DÉCLARATION COMMUNE MDES-OGDH

 

"Mesdames, Messieurs les organisateurs de la Semaine Anticoloniale, chers amis militants,

Le Mouvement de Décolonisation et d’Émancipation Sociale de la Guyane (MDES) à travers ma personne et l’Organisation Guyanaise des Droits Humains (OGDH) à travers celle de M. Raymond Charlotte nous joignions solidairement à vous pour vous présenter les enjeux déterminants auxquels notre peuple doit faire face.

Aussi nous rappelons en mémoire de notre Histoire en cours et à tout un chacun que contrairement à l’esclavage,

le colonialisme n’a jamais été aboli, il a depuis été légalisé sous un voile de démocratie, de Département, de Région, de COM, de POM, et nous en passons...

Notre terre la Guyane est habitée historiquement des trois peuples autochtones que sont les Amérindiens, les Bushinengués et les prétendus Créoles, et dépasse officiellement les 252 000 habitants avec les apports migratoires.

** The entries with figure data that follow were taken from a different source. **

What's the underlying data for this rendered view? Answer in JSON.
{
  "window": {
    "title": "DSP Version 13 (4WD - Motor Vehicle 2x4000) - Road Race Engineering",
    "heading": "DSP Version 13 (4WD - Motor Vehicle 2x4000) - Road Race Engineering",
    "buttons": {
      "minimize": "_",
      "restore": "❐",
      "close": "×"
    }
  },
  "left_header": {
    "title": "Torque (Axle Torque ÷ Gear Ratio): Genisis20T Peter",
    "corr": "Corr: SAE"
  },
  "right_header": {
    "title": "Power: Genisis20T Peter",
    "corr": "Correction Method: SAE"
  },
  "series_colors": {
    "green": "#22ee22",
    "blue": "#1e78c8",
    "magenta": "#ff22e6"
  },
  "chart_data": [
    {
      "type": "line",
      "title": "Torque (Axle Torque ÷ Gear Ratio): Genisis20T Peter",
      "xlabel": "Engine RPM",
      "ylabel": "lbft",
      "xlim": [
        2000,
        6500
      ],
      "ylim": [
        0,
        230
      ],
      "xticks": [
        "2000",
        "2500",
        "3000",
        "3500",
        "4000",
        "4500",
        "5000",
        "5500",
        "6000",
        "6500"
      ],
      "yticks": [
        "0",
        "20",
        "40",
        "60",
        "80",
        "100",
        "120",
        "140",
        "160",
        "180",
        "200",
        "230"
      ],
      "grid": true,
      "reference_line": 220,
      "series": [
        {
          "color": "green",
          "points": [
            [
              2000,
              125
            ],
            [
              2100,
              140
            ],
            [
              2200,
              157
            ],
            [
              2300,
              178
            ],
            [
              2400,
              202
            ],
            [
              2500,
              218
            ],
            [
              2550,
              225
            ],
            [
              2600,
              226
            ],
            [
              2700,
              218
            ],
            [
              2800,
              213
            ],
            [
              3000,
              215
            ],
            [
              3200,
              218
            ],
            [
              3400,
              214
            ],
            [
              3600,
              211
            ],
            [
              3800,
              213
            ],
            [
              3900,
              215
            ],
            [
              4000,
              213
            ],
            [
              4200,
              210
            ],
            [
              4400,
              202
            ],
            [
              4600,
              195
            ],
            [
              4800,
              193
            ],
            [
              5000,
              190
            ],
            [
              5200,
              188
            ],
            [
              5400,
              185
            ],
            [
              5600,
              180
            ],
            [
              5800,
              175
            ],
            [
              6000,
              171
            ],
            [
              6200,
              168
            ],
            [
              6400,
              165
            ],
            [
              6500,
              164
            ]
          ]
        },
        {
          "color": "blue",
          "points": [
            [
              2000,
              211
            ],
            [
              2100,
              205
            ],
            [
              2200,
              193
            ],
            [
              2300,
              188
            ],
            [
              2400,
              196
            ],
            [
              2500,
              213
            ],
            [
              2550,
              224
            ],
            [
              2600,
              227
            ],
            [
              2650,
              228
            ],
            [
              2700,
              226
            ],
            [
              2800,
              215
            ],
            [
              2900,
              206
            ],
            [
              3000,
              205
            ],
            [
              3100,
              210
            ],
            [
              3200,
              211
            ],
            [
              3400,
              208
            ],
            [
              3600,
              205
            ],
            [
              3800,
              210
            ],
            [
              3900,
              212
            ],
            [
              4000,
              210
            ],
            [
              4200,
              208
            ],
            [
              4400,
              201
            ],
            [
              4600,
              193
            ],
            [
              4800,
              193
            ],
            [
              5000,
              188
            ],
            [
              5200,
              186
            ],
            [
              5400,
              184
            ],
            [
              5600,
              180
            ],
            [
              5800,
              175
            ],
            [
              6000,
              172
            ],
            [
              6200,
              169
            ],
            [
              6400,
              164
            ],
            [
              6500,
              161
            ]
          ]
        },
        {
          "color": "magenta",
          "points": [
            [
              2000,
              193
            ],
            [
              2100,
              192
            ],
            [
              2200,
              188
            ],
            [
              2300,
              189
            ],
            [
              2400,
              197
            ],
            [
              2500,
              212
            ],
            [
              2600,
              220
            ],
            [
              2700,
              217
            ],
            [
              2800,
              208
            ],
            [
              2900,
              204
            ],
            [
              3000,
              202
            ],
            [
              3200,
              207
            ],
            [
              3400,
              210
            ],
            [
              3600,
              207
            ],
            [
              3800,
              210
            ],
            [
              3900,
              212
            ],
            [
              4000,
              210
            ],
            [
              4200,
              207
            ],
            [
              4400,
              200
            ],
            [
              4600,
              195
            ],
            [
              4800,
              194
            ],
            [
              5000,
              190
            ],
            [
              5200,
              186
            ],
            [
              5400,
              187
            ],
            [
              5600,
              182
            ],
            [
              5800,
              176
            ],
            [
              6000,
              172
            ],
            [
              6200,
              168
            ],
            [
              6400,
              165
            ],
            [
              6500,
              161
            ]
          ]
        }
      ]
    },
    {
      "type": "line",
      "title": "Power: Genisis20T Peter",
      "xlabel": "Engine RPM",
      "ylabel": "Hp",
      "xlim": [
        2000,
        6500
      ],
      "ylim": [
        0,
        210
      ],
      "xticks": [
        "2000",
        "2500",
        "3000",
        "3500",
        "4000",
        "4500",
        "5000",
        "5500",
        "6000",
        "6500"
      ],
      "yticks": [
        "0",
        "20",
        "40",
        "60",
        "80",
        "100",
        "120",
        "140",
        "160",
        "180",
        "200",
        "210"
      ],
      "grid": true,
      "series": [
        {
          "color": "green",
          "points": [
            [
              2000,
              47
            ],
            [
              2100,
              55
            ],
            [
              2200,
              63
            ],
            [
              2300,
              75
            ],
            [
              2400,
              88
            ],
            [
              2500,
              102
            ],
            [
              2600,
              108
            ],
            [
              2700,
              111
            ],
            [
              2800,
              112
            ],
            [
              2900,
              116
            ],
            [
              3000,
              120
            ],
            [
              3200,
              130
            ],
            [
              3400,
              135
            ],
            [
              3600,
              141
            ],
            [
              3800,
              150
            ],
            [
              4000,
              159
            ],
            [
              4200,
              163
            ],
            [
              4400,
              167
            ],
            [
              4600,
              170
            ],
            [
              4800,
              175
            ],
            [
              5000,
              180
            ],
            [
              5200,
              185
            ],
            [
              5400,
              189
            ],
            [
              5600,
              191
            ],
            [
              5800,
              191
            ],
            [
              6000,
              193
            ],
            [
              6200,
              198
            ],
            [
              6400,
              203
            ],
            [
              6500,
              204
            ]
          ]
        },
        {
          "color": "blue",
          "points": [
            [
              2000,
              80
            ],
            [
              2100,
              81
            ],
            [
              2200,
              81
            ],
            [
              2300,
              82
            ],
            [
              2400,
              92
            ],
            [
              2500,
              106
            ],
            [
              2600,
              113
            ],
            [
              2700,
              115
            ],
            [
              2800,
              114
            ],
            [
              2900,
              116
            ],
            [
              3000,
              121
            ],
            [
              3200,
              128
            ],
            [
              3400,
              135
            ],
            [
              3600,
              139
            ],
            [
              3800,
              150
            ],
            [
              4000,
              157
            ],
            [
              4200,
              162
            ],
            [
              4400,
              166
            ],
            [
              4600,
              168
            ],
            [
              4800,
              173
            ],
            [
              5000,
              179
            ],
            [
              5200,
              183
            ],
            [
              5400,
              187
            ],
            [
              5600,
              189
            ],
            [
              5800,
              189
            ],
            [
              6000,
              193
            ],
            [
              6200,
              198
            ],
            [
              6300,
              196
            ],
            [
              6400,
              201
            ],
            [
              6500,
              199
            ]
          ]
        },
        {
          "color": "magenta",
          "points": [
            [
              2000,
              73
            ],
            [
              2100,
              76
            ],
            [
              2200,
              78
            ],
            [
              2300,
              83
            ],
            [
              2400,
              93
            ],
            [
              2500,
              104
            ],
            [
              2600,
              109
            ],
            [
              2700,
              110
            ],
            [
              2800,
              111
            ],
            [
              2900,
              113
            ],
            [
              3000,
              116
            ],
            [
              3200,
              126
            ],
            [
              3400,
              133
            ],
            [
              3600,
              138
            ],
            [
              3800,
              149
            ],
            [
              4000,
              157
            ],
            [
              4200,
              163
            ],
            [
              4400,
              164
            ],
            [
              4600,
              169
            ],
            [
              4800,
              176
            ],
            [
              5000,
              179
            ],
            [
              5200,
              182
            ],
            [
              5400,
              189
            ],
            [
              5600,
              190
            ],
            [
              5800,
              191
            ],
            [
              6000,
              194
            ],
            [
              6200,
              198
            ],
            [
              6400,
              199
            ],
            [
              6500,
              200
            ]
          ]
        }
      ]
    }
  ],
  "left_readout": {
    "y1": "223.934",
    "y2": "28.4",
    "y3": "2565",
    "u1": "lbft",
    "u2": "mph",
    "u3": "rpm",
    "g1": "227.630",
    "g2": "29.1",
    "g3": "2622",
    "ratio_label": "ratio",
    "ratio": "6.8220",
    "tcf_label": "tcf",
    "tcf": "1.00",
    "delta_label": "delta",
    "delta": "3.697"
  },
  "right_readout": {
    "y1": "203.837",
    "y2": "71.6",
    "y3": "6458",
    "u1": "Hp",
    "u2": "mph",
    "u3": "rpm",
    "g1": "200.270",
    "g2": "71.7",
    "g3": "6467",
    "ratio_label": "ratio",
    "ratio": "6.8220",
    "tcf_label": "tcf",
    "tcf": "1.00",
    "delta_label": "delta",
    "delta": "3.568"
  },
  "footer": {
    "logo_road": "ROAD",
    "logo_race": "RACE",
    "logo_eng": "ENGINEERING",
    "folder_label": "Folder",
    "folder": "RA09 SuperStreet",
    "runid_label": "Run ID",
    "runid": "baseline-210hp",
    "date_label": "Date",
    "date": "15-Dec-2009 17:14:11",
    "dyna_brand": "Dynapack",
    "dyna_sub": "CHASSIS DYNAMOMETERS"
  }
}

Cette diversité est mise à profit par l’État français et ses supplétifs locaux pour déstabiliser régulièrement le processus de consolidation de notre peuple et de notre nation. Il s’opère ici un véritable génocide physique (peuplement et exil), culturel (aliénation et déscolarisation), social (assistanat), et économique (expropriation et marginalisation).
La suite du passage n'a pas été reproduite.